Es gab manchmal Abende, wo sich der Yōkaiwaffenschmied Tōtōsai im Dorf blicken gelassen hatte, um nachzuschauen, ob InuYasha sein Schwert Tessaiga auch weiterhin gut pflegte. Während der alte Schmied sich eines Sommerabends im Dorf befand und sich auch bewirtschaften ließ mit einem gegrillten Schwein, fand auch Myōga, der alte Flohgeist, den Weg dorthin. Es war eine sehr gemütliche Runde gewesen und sowohl Tōtōsai als auch Myōga kamen auf InuYasha's und Sesshōmaru's gemeinsamen Vater zu sprechen. Rin hatte gespannt zugehört und neugierige Fragen gestellt und somit viel über den neuen Dämonenlord in Erfahrung bringen können. Während die Sonne sich an diesem Abend hinter dem Berg versteckt hatte und die Grillen im hohen Gras vor sich hin gezirpt hatten, hatte eine stets angenehm laue Brise für ein wunderbares Gefühl gesorgt, an dass sich Rin noch immer gerne zurück erinnerte. Sesshōmaru war also früher zu Lebzeiten seines Vaters sehr arrogant und überheblich gewesen. Strebte nach der Macht und nach Tessaiga. Auch InuYasha hatte erzählt, wie er seinem Halbbruder damals den linken Arm mit Tessaiga abgetrennt hatte. Aber alle waren sich einig, besonders Tōtōsai, dass es geholfen hatte, dass Sesshōmaru dadurch stärker wurde und sich selbst und seine Kräfte somit besser kennen lernen konnte. Und dass er auf Rin traf, bei seiner Verachtung gegenüber Menschen, dies vor allem dem Wachstum seiner Persönlichkeit gut getan hatte. Schließlich war Rin mittlerweile ein wichtiger Teil des Lebens für Sesshōmaru geworden, auch wenn dieser es gewiss nicht zugeben würde. Es mochten nun zwölf Jahre vergangen sein und dennoch konnte sich Rin gut an die Dämonin Kagura erinnern. Sie konnte als Einzige gut erkennen, was diese Dämonin für den Lord der westlichen Länder empfunden hatte. Bei ihrem Tod hatte Sesshōmaru tatsächlich so etwas wie Mitleid empfunden, und das war wohl ebenso ein wichtiger Schritt in die Richtung, die er nun heute als rechtmäßiger Erbe angetreten hatte.
 

Sesshōmaru...
 

Rin musste ihren Herren eingehend mustern, wie er so vor Stolz und Selbstbewusstsein strotzend seines Weges ging und sich von niemandem hindern ließ. Er war nun der mächtige Daiyōkai dieses gesamten Landes, wie einst sein Vater. Ihr Herz schlug bei diesem Gedanken gleich um ein Vielfaches höher. Es war so aufregend! Das schützte Rin jedoch nicht vor einem Fehltritt, den sie gerade beging, indem sie die letzte Stufe übersah, und nachdem sie mit dem Fuß an der Stufenkante abrutschte, fiel sie mit ihrem Oberkörper nach vorne und konnte sich mit den Händen am Boden noch abfangen. Ihre schwarzen Haare, die selbst im Mondlicht nicht an Glanz verloren hatten, fielen nach vorne.

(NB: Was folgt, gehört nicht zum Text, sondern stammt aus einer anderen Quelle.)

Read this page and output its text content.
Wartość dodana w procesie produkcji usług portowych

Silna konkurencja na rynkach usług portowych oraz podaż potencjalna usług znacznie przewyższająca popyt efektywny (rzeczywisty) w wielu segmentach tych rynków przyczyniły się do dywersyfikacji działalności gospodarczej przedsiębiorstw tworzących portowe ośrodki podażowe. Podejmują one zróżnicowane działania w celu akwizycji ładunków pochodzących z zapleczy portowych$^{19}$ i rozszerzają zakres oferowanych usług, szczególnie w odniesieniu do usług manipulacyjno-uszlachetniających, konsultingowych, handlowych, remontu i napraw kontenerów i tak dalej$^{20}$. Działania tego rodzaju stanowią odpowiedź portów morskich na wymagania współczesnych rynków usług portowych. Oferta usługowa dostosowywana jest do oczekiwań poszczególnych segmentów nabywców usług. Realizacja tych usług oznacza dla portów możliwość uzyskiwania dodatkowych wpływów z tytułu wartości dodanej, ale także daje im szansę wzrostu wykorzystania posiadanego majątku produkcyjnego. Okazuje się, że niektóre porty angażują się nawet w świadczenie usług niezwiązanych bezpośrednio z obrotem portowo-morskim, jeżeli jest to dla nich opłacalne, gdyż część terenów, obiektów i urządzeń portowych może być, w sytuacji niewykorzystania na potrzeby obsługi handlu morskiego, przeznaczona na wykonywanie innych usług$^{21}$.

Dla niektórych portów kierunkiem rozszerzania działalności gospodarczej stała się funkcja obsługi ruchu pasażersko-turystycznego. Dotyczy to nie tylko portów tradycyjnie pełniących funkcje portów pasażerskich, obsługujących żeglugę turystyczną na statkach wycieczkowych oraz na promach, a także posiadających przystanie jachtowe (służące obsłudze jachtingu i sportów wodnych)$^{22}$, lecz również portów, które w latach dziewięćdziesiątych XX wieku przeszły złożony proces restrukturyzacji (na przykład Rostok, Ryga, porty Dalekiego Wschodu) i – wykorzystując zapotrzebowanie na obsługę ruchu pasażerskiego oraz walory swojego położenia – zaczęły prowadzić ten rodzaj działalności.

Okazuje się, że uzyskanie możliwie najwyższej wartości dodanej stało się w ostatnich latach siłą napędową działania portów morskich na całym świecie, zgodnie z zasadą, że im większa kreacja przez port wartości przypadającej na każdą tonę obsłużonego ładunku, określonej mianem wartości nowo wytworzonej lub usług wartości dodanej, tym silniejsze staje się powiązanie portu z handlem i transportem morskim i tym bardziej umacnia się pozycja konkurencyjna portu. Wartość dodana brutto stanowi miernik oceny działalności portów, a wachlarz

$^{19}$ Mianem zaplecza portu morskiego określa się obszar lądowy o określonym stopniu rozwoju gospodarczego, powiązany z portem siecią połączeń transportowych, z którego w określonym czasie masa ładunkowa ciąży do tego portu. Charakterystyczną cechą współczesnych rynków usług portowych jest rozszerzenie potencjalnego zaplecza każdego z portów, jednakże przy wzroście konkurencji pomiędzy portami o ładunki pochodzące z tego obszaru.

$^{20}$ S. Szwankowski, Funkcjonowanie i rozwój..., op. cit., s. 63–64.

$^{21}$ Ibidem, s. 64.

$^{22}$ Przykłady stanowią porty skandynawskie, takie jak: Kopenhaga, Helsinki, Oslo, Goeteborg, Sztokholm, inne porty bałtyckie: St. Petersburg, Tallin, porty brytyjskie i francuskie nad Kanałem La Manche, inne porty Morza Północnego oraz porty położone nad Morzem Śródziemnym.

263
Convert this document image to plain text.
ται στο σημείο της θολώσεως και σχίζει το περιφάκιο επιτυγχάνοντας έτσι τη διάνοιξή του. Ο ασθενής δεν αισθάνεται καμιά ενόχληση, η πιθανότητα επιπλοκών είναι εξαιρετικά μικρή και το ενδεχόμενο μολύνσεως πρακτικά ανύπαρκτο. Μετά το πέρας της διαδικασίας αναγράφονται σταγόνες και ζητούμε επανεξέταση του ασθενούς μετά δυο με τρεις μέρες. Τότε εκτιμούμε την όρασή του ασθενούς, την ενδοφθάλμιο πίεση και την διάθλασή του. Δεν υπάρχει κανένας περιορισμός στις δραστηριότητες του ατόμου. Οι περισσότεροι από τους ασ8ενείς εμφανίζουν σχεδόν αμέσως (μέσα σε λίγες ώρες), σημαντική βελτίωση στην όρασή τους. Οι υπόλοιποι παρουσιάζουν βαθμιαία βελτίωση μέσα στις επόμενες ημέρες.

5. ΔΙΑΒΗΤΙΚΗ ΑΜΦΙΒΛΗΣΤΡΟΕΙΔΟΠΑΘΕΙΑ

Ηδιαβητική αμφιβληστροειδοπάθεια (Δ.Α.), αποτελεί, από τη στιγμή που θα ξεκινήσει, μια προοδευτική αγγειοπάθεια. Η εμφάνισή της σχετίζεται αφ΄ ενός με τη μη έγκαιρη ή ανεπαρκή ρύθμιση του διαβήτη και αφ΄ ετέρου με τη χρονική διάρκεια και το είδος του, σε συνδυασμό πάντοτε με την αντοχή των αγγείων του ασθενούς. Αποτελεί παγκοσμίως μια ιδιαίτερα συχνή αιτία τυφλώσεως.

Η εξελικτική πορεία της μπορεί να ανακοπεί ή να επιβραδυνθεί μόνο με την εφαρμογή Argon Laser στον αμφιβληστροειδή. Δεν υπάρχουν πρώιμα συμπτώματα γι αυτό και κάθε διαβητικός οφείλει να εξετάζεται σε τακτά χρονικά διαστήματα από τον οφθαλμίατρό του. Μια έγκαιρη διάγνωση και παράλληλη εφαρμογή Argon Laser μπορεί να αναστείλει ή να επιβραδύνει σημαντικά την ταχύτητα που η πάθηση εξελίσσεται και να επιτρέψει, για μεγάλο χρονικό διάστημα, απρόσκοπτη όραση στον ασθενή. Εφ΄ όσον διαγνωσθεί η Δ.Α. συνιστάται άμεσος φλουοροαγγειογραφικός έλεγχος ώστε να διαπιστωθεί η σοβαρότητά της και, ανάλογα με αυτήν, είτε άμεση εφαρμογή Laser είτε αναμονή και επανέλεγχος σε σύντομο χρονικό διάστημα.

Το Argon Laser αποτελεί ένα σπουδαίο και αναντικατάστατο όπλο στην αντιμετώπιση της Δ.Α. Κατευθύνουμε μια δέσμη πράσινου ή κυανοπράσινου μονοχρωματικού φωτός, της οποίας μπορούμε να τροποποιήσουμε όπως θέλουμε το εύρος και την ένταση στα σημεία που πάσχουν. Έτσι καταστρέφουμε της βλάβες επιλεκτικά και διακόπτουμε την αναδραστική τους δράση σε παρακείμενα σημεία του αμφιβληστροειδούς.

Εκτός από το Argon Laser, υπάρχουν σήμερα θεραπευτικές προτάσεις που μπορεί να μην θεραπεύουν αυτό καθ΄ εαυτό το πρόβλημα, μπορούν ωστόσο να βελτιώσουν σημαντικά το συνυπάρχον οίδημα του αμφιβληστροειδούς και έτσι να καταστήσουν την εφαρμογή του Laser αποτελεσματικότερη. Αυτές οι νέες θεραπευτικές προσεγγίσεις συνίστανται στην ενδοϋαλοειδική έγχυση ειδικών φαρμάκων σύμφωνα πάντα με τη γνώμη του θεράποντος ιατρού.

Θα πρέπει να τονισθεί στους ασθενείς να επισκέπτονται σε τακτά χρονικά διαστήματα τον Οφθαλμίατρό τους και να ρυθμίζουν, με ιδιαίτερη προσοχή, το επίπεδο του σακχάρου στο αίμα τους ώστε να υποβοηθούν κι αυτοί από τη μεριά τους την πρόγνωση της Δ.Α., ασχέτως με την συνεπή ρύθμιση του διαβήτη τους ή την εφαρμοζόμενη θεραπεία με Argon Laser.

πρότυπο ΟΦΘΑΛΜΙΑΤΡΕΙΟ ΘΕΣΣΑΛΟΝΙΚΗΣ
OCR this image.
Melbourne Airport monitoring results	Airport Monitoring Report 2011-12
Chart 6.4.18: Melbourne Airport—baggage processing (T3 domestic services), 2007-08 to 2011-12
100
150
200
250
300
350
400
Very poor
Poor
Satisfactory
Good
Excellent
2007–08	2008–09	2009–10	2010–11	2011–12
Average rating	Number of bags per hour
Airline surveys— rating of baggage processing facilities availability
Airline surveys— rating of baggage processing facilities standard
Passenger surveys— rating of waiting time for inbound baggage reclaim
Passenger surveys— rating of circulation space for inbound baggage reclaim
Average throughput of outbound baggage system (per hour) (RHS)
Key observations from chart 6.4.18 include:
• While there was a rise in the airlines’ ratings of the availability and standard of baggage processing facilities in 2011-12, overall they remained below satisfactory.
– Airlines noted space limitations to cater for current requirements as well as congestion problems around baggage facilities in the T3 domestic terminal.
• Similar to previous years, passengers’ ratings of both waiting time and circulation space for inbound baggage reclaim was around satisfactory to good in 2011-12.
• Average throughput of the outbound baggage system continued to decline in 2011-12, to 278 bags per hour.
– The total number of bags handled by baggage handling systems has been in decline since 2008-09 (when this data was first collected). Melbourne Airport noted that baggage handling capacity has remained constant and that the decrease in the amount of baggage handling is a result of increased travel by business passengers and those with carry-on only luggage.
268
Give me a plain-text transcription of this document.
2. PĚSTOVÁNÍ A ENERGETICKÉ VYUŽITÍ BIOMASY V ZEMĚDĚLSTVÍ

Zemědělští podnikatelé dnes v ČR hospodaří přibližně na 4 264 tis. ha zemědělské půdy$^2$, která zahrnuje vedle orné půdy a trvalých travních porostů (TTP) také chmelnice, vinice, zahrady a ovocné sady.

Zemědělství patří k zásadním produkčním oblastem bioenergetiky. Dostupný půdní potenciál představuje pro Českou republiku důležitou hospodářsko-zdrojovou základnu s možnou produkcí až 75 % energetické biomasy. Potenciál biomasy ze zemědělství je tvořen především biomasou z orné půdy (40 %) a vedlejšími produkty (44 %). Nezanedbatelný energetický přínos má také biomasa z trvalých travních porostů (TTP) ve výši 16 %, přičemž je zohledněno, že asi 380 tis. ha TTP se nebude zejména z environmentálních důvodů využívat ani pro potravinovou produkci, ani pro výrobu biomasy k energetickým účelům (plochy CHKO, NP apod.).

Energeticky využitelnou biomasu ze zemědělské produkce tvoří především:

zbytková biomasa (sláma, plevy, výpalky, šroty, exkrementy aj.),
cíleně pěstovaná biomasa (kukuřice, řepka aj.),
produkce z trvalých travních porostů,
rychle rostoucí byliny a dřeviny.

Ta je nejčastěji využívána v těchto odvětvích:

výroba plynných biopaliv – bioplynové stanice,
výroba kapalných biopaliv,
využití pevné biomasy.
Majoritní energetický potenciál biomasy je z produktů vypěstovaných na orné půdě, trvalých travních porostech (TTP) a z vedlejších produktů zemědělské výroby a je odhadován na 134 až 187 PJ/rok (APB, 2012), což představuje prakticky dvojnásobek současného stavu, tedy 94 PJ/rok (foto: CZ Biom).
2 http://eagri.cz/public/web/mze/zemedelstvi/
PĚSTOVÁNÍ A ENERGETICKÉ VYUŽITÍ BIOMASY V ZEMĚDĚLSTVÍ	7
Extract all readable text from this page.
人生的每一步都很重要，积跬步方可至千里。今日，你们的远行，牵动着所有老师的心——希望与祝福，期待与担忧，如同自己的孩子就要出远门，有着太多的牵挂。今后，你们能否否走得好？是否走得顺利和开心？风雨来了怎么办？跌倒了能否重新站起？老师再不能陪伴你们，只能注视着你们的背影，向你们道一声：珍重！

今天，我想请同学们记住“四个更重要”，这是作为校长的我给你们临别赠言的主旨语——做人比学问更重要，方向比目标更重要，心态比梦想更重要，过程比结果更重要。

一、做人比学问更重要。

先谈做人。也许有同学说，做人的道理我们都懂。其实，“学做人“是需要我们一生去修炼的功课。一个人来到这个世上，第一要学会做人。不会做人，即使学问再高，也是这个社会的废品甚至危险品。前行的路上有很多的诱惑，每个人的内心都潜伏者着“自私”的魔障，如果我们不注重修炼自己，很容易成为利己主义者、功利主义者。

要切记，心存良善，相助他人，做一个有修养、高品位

„Hoppla“, japste Rin und richtete sich augenblicklich wieder auf. Es war der Schönheit sehr peinlich. Dabei wollte sie ihrem Sesshōmaru doch eigentlich zeigen, wie viel sie mittlerweile gelernt hatte. Doch er schien dem keine Beachtung zu schenken, was Rin einerseits enttäuschte und andererseits als Geschenk betrachtete, dass er ihren Fehltritt doch nicht bemerkt zu haben schien. Aber sie kannte ihn mittlerweile so gut, dass er Dinge sehr wohl wahrnahm, auch wenn sein Eindruck das Gegenteil vermittelte.

Nachdem sie ihn schließlich einholte, um wieder langsam neben ihm herzugehen, führte Sesshōmaru sie in das Innere des Anwesens, und mit einem Mal entflammten sich kleinere Fackeln an den Wänden, um den Weg zu beleuchten. Das bewahrte Rin davor gegen einen Tisch zu laufen, den sie somit noch rechtzeitig umrunden konnte. Einen langen Gang weiter, schob Sesshōmaru die Tür eines Zimmers auf, der mit einem gemütlichen Futon ausgestattet war.

„Ruh dich etwas aus. Morgen reden wir.“

Rin nickte langsam und betrat das dunkle Zimmer, in dem sie sich jedoch schnell zurecht fand. Das Fenster auf der anderen Seite ließ das Mondlicht herein, und erhellte es zumindest für ihr menschliches Auge ausreichend genug, um nicht völlig in der Dunkelheit umherzuirren. Auch wenn sich in ihren Gedanken noch immer viele Fragen breit machten, hatte es Rin geschafft, sich zu entkleiden, um sich von dem heutigen Tag zu verabschieden. Während Rin es sich auf dem Futon bequem machte und bald schon ins Land der Träume segelte, beschloss Sesshōmaru seine Gedanken zu ordnen. Er war als Dämon nicht auf regelmäßigen Schlaf angewiesen wie es Menschen waren.

Denn der Daiyōkai war sich mit einer Sache sehr sicher: Rin's Bestimmung war an seiner Seite.

Einsamkeit

Der nächste Morgen brach schneller an, als einem lieb war. Besonders dann, wenn man sehr schöne Träume zu träumen pflegte. So erging es auch der jungen Erwachsenen. Der erste Augenaufschlag war der Schwierigste. Die Sonne kitzelte ihre Nase und wärmte den Rest ihres Körpers, der noch unter dem Futon ruhte und es dadurch langsam wärmer wurde. Rin öffnete ihren Mund, um ein lautloses Gähnen von sich zu geben, während sie beide Arme von sich streckte, um somit auch langsam ihren Körper auf das Wachsein vorzubereiten.
 

Die Katzenwäsche war schnell erledigt worden. Doch als Rin den Flur entlang lief, wirkte es wie ausgestorben. Das war ihr gestern Abend nicht aufgefallen. Vielleicht weil sie glaubte, dass alle bereits schliefen. Und mit „alle“ meinte sie die Dienerschaft, die es hier wohl nicht gab. Man hätte eine Nadel fallen hören können, denn bis auf ihre nackten Füße, die den Holzboden berührten, war nichts zu hören. Beinahe unheimlich.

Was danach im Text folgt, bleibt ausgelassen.